Even Baby befriended the creatures.
Dragging a hand across his sweaty forehead, Simon leaned over to unlatch the window. Some of the heat fled. Noontime air swirled inside, smelling of grass and countryside and afternoon.
Yet another one gone by without the answers he needed.
Urgency twinged him. Yesterday, before his last stop at Gray’s Inn, he had spent his day waiting for the mysterious turnkey to depart Newgate. He never did. Now what?
He had already tried to speak with the prison warden.
Instead of granting Simon an audience, they had denied him access into the prison at all. As if he was some sort of filthy rat, the Scotsman had mumbled a minced oath and waved Simon away.
Next time he would break through the door with his fists and boots.
“Papa, me can keep this one?” Mercy sprang next to him, presenting a white-bearded monkey perched on a treetop. “Him is named Monkey.”
“He is yours then.”
A grin flushed her face and she barked a low animal sound—more in likeness to a dog than a monkey—as she bounced the toy across Simon’s knee.
Humor tickled him. A chuckle rumbled out.
The sound must have been foreign, for John glanced up with surprised delight, lowering his tin tiger. His nose crinkled. “That’s a dog noise, Mercy.” His words tripped on a laugh of his own.
Mercy giggled.
Then John hooted.
Shaking his head, Simon tried to keep back the flood of laughter, but it spilled out anyway like an unstoppable current. Strong enough, nearly, to sweep away all the strain in his body, until little mattered but Mercy’s silliness and—
A small knock sounded at the open turret door.

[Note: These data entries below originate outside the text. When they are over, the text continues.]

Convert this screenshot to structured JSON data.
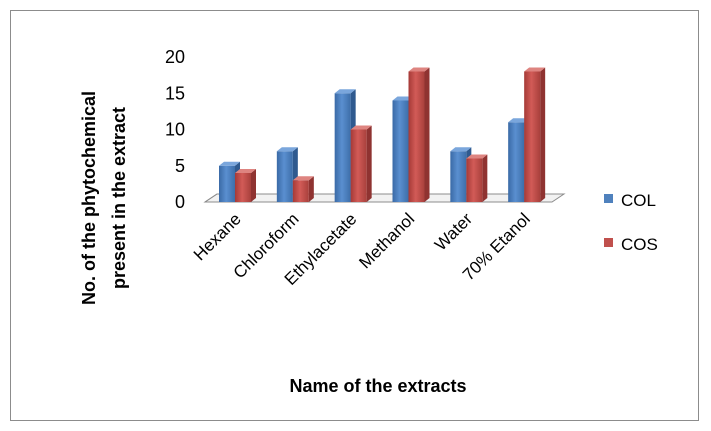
{
  "chart_data": {
    "type": "bar",
    "title": "",
    "xlabel": "Name of the extracts",
    "ylabel_lines": [
      "No. of the phytochemical",
      "present in the extract"
    ],
    "categories": [
      "Hexane",
      "Chloroform",
      "Ethylacetate",
      "Methanol",
      "Water",
      "70% Etanol"
    ],
    "series": [
      {
        "name": "COL",
        "color": "#4f81bd",
        "values": [
          5,
          7,
          15,
          14,
          7,
          11
        ]
      },
      {
        "name": "COS",
        "color": "#c0504d",
        "values": [
          4,
          3,
          10,
          18,
          6,
          18
        ]
      }
    ],
    "ylim": [
      0,
      20
    ],
    "yticks": [
      0,
      5,
      10,
      15,
      20
    ],
    "grid": false,
    "legend_position": "right",
    "style": "3d-clustered"
  }
}
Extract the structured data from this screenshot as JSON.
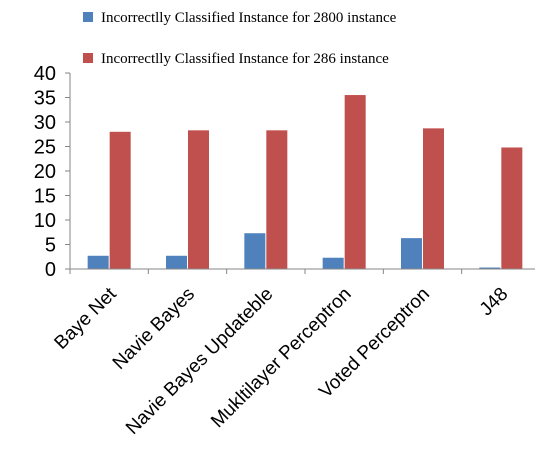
{
  "chart_data": {
    "type": "bar",
    "categories": [
      "Baye Net",
      "Navie Bayes",
      "Navie Bayes Updateble",
      "Mukltilayer Perceptron",
      "Voted Perceptron",
      "J48"
    ],
    "series": [
      {
        "name": "Incorrectlly Classified Instance for 2800 instance",
        "color": "#4F81BD",
        "values": [
          2.7,
          2.7,
          7.3,
          2.3,
          6.3,
          0.3
        ]
      },
      {
        "name": "Incorrectlly Classified Instance for 286 instance",
        "color": "#C0504D",
        "values": [
          28.0,
          28.3,
          28.3,
          35.5,
          28.7,
          24.8
        ]
      }
    ],
    "ylim": [
      0,
      40
    ],
    "yticks": [
      0,
      5,
      10,
      15,
      20,
      25,
      30,
      35,
      40
    ],
    "grid": false,
    "legend": "top"
  }
}
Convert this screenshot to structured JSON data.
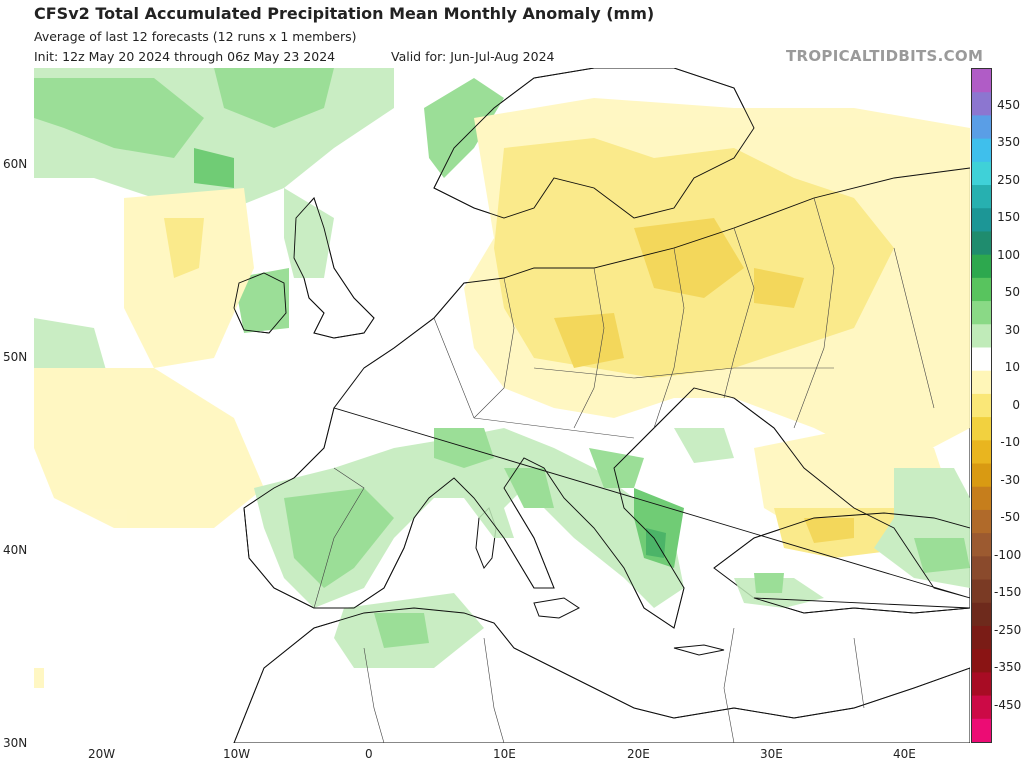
{
  "header": {
    "title": "CFSv2 Total Accumulated Precipitation Mean Monthly Anomaly (mm)",
    "subtitle": "Average of last 12 forecasts (12 runs x 1 members)",
    "init": "Init: 12z May 20 2024 through 06z May 23 2024",
    "valid": "Valid for: Jun-Jul-Aug 2024",
    "brand": "TROPICALTIDBITS.COM"
  },
  "map": {
    "latitude_labels": [
      "60N",
      "50N",
      "40N",
      "30N"
    ],
    "longitude_labels": [
      "20W",
      "10W",
      "0",
      "10E",
      "20E",
      "30E",
      "40E"
    ],
    "colors": {
      "ocean": "#ffffff",
      "coast": "#111111",
      "border": "#444444"
    }
  },
  "colorbar": {
    "labels": [
      "450",
      "350",
      "250",
      "150",
      "100",
      "50",
      "30",
      "10",
      "0",
      "-10",
      "-30",
      "-50",
      "-100",
      "-150",
      "-250",
      "-350",
      "-450"
    ],
    "colors": [
      "#b05cc6",
      "#8c76d0",
      "#5a9ee6",
      "#3fbfec",
      "#3fd1d8",
      "#27b0b0",
      "#1c9696",
      "#1f8c6e",
      "#2da84e",
      "#58c45e",
      "#8ad986",
      "#c0ebb9",
      "#ffffff",
      "#fff6b8",
      "#fae777",
      "#f2d13f",
      "#e9b51f",
      "#d99a12",
      "#c67e1c",
      "#b06a2a",
      "#9c5a30",
      "#8a4a2c",
      "#7a3a24",
      "#6e2a1c",
      "#7a1c16",
      "#8a1414",
      "#a80c24",
      "#cc0a46",
      "#ec0c74"
    ]
  }
}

Sucking in air, Simon glanced up and stilled. “Miss Whitmore.” He stood faster than he meant to and wiped wet eyes.
With a bashful tilt of her head, Miss Whitmore stared at the three of them—smiling.
Why did the smile arrest him? Why did he find it odd, like a mother who had just stumbled upon an endearing scene of her children instead of strangers? Had he not seen her smile before?
Of course he had.
Many times.
But never like this, with such a mark of joy and loving astonishment.
Loving.He resisted the word, as Mercy raced for the woman in the doorway and hugged her legs.
Even John approached her. He grinned up at her, chuckling all over again, as he told Miss Whitmore of all the toys they had discovered in the old black chest and the funny noises Mercy made when she played.
Miss Whitmore’s easy voice, her glistening eyes, responded to everything—all effortlessly, it seemed, as if patting Mercy’s back and laughing at everything John said was something she had been doing all along.
Had so short a time in the forest made her this comfortable with them? That niggled him. Mayhap entranced him too.
“Mrs. Fancourt said I might find you here.” In one sweeping glance, she took in the sight of his paintings. He could not read whether the old relics of his childhood pleased her or not. “I did not wish to disturb, but I have a small matter I should discuss with you.”
“Alone, I presume?”
She glanced down at his children with another warm smile, nodding.
“Very well. John, take your sister back to the nursery.”